As if businesses did not already have enough to address with the COVID-19 pandemic and compliance with the California Consumer Privacy Act (the “CCPA”), businesses need to consider the California Privacy Rights Act (the “CPRA”), which will almost certainly be on the November ballot. Structured as an amendment to the CCPA and also known as “CCPA 2.0”, the CPRA ballot initiative was spawned by Alastair Mactaggart. You may recall Mr. Mactaggart as the real estate developer who submitted a ballot initiative that resulted in a negotiation with the state legislature to replace the initiative with the CCPA. If the CPRA is passed and becomes law, it would be effective and enforceable January 1, 2023, with certain provisions having a look-back provision.
The CPRA would establish a new category of “sensitive data” that is reminiscent of the GDPR’s definition of special categories of data but it is much broader. The definition is overly-inclusive, spanning from race, religion, and sexual orientation to financial account information and government identifiers (e.g., social security numbers). Consumers could choose to limit the use, sale and sharing of their sensitive data. Additional links on business websites may be required to “Limit the Use of My Sensitive Personal Information” in addition to the current “Do Not Sell My Personal Information” link that some businesses must now include under the CCPA.

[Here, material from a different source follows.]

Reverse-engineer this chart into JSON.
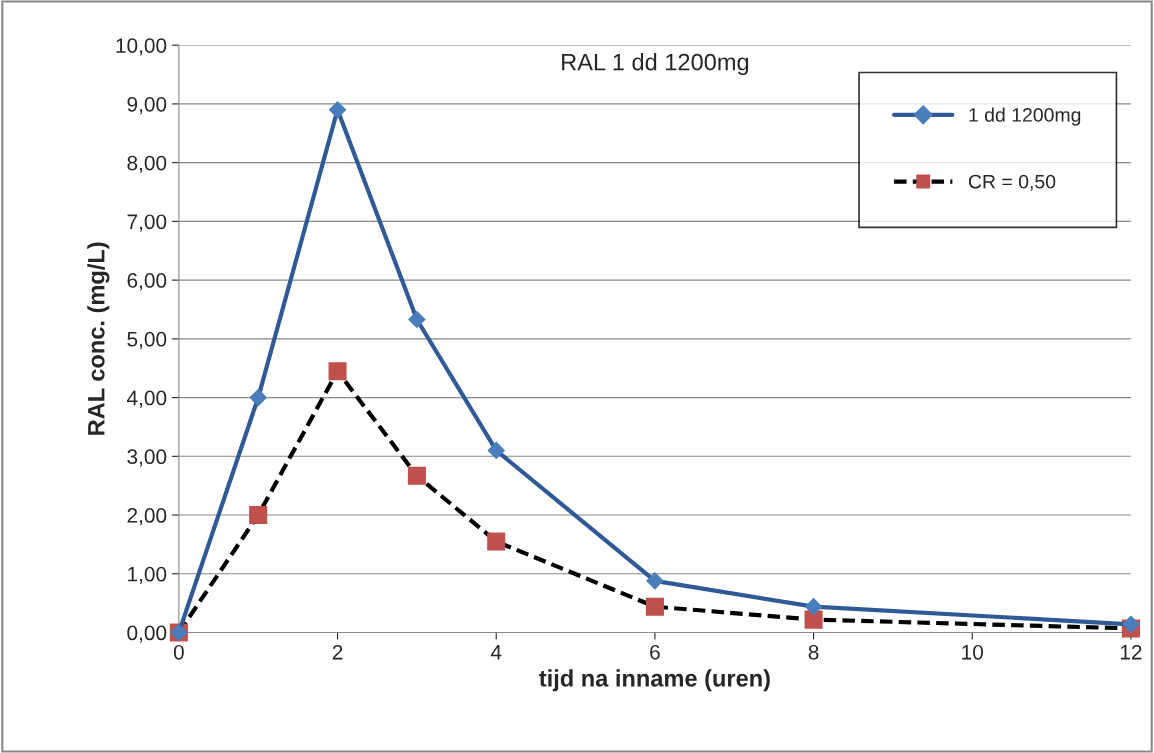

Service providers would become directly liable for complying with certain portions of the CPRA. In particular, service providers would be required to cooperate with businesses in honoring consumer rights and to agree to maintain the same level of privacy as required by the CPRA and the CCPA.
The CPRA also adds a definition of “share” to expressly address lingering confusion over “sales” of personal information under the CCPA – and to ward off further arguments that sharing personal information for behavioral advertising in the adtech space is not a “sale” under the CCPA. Setting the record straight once and for all where the CCPA and implementing regulations have failed, “sharing” would include any provision or transfer to a third party for “cross-context behavioral advertising, whether or not for monetary or other valuable consideration.” Consumers would have rights to opt-out of having their information shared or sold and the “Do Not Sell My Personal Information” link would be expanded to “Do Not Sell or Share My Personal Information.”
Security mandates are also increased under the CPRA, which enlarges the scope of data security breaches to include unauthorized access to or disclosure of an email address and password or security question that would allow access to an account. If the breach were attributable to the business not maintaining reasonable security measures, consumers could bring private rights of action for these breaches. Businesses that conduct higher risk processing of certain personal information would be required to undergo annual audits, thereby putting more teeth in the security requirements. There would also be heightened fines for violations involving children under age 16.
Notably, and also similar to the GDPR, a new data protection agency would be created to take off some of the enforcement load from the Attorney General. In addition to enforcing the CCPA and the CPRA, the agency would be authorized to prepare rules and regulations. The agency would be able to issue subpoenas and would have audit powers, as well as rights to impose regulatory fines.
Given today’s pro-privacy environment (especially in California), as businesses continue to navigate the CCPA, they would be well served to also consider the CPRA with an eye toward the not-too-distant future.